Zweite Phase - spezifisches Aufwärmen: Dabei geht es darum, genau jene Muskeln auf Betriebstemperatur zu bringen, die für die jeweilige Sportart besonders wichtig sind. Das erreicht man vor allem durch disziplintypische Übungen: Der Marathonläufer macht Steigerungsläufe, die Radrennfahrerin steigt aufs Velo und der Schwimmer geht ins Wasser. Diese Phase ist deutlich intensiver als die erste - der Körper soll ganz konkret auf die bevorstehende Leistung vorbereitet werden.

Als optimal gilt eine Aufwärmzeit von 20 bis 45 Minuten. Je intensiver die Übungen sind, desto kürzer sollte die Dauer gewählt werden und je näher am Wettkampfstart werden sie zeitlich ausgeführt. Zu beachten ist: Die Muskulatur soll aufgewärmt, aber nicht ermüdet werden.

Im Idealfall soll das Aufwärmen fünf bis zehn Minuten vor dem Wettkampfstart beendet sein. So lange bleiben die Muskeln nämlich auf ihrer optimalen Temperatur, danach geht ein grosser Teil des positiven Effekts relativ schnell wieder verloren.

Entscheidend ist die Art der Belastung, die am Wettkampf gefordert wird. Ein Marathonlauf verlangt nach einem dosierten Start und benötigt daher kein extremes Aufwärmen. Beim Start zu einem 10-km-Lauf, olympischen Triathlon oder einem Cross-Country-Bike-Rennen hingegen ist die Intensität von Beginn weg sehr hoch, das sollte man in der Aufwärmphase berücksichtigen.

Ein entscheidender Faktor ist auch das Alter. Je älter der Sportler, desto behutsamer muss das Aufwärmprogramm gestaltet sein. Ältere Personen sollten eine niedrige Intensität wählen und diese nur sehr langsam steigern.
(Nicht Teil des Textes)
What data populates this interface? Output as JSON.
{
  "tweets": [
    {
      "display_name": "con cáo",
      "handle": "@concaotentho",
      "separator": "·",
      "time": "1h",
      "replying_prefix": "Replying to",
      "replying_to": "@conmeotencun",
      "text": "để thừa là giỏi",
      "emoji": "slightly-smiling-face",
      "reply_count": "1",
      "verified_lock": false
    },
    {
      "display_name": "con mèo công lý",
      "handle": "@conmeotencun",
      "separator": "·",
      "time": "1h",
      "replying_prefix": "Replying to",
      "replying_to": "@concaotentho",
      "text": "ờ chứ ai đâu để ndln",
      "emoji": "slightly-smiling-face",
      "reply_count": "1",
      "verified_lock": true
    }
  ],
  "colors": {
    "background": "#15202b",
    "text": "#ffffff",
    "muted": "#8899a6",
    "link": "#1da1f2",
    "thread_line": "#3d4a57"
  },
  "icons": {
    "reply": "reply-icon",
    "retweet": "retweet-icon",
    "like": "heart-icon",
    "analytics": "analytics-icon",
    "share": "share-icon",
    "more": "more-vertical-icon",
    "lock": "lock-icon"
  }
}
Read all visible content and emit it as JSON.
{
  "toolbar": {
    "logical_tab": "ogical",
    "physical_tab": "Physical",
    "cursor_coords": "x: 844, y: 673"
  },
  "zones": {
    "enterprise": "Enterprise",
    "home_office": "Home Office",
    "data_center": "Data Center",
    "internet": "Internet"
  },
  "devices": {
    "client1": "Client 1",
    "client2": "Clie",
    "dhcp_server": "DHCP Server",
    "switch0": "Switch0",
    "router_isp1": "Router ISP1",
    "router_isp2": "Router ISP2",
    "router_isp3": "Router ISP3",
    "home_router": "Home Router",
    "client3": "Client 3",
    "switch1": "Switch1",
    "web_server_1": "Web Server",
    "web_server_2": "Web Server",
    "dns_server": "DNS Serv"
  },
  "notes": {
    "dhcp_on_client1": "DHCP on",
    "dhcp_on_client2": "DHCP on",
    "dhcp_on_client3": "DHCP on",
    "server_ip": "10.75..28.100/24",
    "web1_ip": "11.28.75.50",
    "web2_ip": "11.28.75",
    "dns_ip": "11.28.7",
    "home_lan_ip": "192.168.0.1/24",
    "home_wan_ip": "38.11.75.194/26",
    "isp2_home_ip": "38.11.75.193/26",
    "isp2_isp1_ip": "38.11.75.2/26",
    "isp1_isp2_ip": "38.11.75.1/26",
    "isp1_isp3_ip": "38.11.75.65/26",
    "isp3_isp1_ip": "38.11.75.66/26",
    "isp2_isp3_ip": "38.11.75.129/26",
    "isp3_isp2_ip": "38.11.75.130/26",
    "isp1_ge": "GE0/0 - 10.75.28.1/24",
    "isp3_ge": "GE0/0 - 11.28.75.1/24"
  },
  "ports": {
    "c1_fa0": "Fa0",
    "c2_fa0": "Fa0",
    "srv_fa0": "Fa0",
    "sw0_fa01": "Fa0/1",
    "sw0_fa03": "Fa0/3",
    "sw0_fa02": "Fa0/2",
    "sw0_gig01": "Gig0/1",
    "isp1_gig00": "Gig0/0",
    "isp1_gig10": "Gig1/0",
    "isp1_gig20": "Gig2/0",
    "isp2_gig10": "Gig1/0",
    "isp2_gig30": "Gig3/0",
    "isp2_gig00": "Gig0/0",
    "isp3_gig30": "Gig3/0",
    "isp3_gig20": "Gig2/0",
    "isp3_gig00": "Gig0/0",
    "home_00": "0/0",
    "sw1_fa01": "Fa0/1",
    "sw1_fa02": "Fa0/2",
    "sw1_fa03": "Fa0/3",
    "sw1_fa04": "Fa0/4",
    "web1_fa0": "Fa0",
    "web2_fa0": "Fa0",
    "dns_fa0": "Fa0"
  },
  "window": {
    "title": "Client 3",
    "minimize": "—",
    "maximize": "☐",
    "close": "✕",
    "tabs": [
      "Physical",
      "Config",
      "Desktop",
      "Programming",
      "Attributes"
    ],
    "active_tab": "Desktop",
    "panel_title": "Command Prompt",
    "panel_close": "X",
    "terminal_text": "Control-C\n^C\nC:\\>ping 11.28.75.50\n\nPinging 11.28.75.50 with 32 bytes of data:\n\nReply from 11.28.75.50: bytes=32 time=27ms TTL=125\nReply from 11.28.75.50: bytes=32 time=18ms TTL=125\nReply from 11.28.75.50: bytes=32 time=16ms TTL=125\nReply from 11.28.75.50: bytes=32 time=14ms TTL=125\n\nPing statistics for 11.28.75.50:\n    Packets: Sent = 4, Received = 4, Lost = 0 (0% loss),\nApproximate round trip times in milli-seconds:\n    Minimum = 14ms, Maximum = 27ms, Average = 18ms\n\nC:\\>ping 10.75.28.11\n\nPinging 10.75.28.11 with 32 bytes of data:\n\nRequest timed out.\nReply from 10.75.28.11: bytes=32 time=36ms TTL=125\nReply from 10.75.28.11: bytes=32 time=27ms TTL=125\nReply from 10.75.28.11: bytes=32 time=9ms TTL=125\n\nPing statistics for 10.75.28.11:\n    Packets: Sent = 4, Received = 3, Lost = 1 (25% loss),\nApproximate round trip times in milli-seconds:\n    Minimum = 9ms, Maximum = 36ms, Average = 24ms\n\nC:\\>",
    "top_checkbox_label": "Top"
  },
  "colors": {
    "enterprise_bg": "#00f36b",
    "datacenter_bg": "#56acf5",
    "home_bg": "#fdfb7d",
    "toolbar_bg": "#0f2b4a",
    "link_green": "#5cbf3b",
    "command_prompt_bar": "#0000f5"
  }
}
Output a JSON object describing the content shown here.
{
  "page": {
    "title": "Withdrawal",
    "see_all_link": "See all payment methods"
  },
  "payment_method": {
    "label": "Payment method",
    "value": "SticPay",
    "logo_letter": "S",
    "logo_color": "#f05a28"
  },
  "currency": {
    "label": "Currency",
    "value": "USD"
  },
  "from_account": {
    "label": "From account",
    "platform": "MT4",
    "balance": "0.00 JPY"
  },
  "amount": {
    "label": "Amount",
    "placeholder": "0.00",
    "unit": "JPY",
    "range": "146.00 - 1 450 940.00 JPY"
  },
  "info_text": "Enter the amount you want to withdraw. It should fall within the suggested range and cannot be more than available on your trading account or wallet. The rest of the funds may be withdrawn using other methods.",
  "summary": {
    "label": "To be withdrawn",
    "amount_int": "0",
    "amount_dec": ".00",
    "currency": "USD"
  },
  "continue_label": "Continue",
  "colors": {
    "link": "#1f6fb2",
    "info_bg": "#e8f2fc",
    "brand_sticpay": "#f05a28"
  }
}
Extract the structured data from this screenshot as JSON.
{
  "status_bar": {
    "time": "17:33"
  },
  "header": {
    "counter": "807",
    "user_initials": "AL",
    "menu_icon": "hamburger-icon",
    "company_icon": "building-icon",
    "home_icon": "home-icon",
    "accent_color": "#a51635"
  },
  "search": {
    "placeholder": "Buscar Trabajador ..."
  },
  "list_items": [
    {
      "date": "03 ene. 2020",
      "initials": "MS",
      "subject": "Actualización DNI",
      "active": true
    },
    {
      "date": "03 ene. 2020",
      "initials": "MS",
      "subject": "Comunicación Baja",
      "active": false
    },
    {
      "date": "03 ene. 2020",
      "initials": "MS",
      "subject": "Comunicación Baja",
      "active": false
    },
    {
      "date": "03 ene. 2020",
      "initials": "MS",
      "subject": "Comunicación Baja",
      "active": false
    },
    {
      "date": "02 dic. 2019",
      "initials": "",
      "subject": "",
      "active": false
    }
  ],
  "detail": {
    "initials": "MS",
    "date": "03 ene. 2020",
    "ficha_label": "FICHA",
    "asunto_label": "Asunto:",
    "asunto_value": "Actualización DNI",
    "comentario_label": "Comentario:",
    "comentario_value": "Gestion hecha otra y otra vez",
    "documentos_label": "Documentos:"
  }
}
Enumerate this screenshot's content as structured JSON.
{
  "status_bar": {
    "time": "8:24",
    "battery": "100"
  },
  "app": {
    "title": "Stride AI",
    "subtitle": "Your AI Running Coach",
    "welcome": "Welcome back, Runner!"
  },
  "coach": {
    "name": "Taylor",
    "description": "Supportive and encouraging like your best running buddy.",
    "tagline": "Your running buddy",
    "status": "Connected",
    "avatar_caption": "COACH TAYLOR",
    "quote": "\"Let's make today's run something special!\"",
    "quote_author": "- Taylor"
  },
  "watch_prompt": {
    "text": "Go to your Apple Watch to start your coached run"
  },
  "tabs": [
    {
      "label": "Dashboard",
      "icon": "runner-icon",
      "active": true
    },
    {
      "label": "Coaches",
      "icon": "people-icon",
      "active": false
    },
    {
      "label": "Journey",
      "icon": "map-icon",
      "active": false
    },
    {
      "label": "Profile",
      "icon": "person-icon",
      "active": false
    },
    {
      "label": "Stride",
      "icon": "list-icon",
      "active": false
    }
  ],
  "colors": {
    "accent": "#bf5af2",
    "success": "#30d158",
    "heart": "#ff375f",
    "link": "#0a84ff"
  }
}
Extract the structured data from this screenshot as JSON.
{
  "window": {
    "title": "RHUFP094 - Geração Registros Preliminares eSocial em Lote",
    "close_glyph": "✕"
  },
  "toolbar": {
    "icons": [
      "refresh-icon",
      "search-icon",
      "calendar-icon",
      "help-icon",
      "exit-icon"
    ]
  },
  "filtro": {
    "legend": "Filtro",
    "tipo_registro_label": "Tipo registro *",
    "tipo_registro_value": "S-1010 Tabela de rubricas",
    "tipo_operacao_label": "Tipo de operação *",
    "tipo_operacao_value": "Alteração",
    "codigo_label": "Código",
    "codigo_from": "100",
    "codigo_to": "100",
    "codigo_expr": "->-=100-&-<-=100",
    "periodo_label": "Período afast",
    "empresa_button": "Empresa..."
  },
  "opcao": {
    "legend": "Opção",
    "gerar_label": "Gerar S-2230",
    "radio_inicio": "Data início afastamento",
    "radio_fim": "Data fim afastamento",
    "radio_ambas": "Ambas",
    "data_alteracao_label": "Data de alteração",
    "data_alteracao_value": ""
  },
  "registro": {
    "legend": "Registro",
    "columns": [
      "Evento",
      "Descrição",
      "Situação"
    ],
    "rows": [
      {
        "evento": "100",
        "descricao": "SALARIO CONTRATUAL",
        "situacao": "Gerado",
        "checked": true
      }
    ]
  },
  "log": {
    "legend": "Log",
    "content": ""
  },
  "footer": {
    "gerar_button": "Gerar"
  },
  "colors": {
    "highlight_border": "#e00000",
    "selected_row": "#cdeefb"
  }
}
Dadurch ergibt sich aber eine deutlich längere Gesamtdauer.

Ebenfalls eine wichtige Rolle spielt die Tageszeit. Da die körperliche Leistungsfähigkeit während des Tages zunimmt, gilt: Je früher am Morgen das Aufwärmen stattfindet, desto länger muss es sein.

Vorbereitend wirkt auch das dynamische Stretching. Dabei wird der Muskel wie beim statischen Dehnen in eine Ausgangsposition gebracht, in der ein leichter Zug spürbar ist. Danach wird die Dehnposition mit kleinen, wippenden Bewegungen verändert. Diese Bewegungen sollten 10 bis 15 Mal wiederholt werden. So lässt sich in einer Aufwärmphase die benötigte Muskelspannung aufbauen.